My handsome husband is kind enough to always be on board with new work out routines-and with new recipes! So that means currently, we are trying to eat lean and get lots of protein, but a girl needs a treat every once in a while! So if I can manage to create a recipe that can do both at the same time, it’s a winner.
Chocolate Chip Cookie Dough
3 heaping tablespoons natural peanut butter
1/4 cup maple syrup
1/4 cup melted coconut oil
3/4 tsp vanilla
1/3 cup ground flax
1/3 cup brown rice flour(or other gluten free flour of your choice)
3/4 cup gluten free oats
1/2 cup oat flour (simply grind dry oats in your blender!)
1/2 teaspoon pink Himalayan salt(you can use other salt but the nutritional value is higher with this one!)
1/2 dairy free chocolate chips
Add wet ingredients in a medium size mixing bowl and stir until well blended.
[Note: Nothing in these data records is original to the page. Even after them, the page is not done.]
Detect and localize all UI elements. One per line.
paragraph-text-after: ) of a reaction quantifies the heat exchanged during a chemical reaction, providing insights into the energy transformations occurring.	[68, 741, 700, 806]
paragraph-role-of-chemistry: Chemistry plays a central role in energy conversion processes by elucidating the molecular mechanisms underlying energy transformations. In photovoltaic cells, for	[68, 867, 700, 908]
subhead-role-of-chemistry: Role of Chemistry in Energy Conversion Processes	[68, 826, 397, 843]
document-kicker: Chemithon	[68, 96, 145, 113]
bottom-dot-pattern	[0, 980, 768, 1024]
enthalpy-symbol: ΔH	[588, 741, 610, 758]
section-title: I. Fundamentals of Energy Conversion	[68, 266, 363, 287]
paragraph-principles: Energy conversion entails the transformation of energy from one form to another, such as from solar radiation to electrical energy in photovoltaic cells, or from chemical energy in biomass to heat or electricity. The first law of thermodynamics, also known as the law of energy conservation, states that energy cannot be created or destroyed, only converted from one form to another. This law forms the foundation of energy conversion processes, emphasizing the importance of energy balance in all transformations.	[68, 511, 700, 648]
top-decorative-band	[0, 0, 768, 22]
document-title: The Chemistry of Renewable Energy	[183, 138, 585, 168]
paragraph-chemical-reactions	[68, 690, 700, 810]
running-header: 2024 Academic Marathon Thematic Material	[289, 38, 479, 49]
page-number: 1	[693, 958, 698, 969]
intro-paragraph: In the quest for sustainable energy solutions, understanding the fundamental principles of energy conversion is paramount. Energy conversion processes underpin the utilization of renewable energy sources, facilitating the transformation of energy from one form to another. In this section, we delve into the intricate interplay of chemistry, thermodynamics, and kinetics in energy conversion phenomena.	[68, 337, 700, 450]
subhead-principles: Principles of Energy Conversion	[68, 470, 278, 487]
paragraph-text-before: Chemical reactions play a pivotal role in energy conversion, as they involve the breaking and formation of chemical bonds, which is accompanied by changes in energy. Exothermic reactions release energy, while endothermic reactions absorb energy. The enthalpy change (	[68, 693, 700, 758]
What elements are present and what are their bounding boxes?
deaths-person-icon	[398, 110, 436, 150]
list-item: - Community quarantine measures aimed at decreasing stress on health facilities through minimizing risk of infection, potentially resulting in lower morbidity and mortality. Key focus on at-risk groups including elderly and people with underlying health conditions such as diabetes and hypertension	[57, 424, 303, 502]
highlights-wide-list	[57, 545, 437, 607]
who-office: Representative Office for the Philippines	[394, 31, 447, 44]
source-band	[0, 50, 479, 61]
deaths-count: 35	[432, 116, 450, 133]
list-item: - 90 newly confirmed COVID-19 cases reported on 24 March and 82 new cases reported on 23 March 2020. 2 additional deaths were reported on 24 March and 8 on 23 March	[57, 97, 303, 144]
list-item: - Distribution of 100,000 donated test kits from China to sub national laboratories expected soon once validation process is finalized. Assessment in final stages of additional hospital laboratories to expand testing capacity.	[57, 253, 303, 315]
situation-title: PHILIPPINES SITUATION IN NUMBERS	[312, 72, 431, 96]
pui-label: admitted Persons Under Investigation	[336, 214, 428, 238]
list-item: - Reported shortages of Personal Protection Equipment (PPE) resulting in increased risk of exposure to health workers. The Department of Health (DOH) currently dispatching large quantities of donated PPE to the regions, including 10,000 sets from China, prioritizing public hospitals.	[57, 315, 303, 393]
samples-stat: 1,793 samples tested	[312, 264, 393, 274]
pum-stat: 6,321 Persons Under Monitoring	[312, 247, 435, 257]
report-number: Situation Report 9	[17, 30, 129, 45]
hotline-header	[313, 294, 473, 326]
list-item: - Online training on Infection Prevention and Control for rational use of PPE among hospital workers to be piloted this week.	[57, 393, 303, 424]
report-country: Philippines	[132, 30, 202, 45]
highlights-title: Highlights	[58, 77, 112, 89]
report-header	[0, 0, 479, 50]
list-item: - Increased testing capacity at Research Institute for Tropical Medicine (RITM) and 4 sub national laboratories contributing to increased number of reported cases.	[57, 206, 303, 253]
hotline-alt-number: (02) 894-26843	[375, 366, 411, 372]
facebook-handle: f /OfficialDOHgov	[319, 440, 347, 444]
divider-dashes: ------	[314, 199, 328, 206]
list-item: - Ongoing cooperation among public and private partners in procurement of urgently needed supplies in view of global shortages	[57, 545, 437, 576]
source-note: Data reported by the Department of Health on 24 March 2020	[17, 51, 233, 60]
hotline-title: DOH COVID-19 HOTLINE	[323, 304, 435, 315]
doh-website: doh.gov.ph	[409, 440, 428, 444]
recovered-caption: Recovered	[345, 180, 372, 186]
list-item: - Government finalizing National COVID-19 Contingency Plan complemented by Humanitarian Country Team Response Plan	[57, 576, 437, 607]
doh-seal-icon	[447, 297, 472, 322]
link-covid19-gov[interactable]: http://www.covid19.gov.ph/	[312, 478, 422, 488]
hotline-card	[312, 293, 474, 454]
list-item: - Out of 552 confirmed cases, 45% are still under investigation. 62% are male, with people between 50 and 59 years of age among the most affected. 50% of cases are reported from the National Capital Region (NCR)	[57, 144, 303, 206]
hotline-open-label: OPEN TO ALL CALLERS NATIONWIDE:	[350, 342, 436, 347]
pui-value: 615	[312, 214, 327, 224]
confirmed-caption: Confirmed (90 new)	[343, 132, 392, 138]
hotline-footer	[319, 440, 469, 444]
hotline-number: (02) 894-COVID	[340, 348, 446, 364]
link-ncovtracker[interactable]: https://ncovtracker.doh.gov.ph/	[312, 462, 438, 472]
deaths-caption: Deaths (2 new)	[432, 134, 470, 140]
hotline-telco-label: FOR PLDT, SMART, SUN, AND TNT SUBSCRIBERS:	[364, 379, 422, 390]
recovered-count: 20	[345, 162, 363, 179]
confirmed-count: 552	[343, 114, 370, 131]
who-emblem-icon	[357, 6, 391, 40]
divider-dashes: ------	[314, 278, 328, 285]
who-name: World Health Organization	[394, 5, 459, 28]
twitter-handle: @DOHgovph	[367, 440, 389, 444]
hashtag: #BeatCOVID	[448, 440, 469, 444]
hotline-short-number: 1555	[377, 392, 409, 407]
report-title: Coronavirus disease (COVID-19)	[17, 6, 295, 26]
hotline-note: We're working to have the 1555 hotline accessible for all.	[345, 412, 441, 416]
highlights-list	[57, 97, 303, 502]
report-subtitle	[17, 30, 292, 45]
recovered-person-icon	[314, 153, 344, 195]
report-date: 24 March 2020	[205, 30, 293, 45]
Stir in oats, flax and salt. Add oat flour and brown rice flour. Stir until well blended and a chunky dough forms. Fold in chocolate chips.
Refrigerate dough for 30 minutes or place in freezer for 15 until somewhat chilled and thick.
Easy Vanilla Banana Cream
1/2-1 cup of ice cubes
Sprinkle of pink Himalayan salt
1/2 cup almond milk
1/4 teaspoon of vanilla
Blend together until smooth but not past that point. Blending too much will make the banana cream runny. Serve immediately with chunks of yummy cookie dough!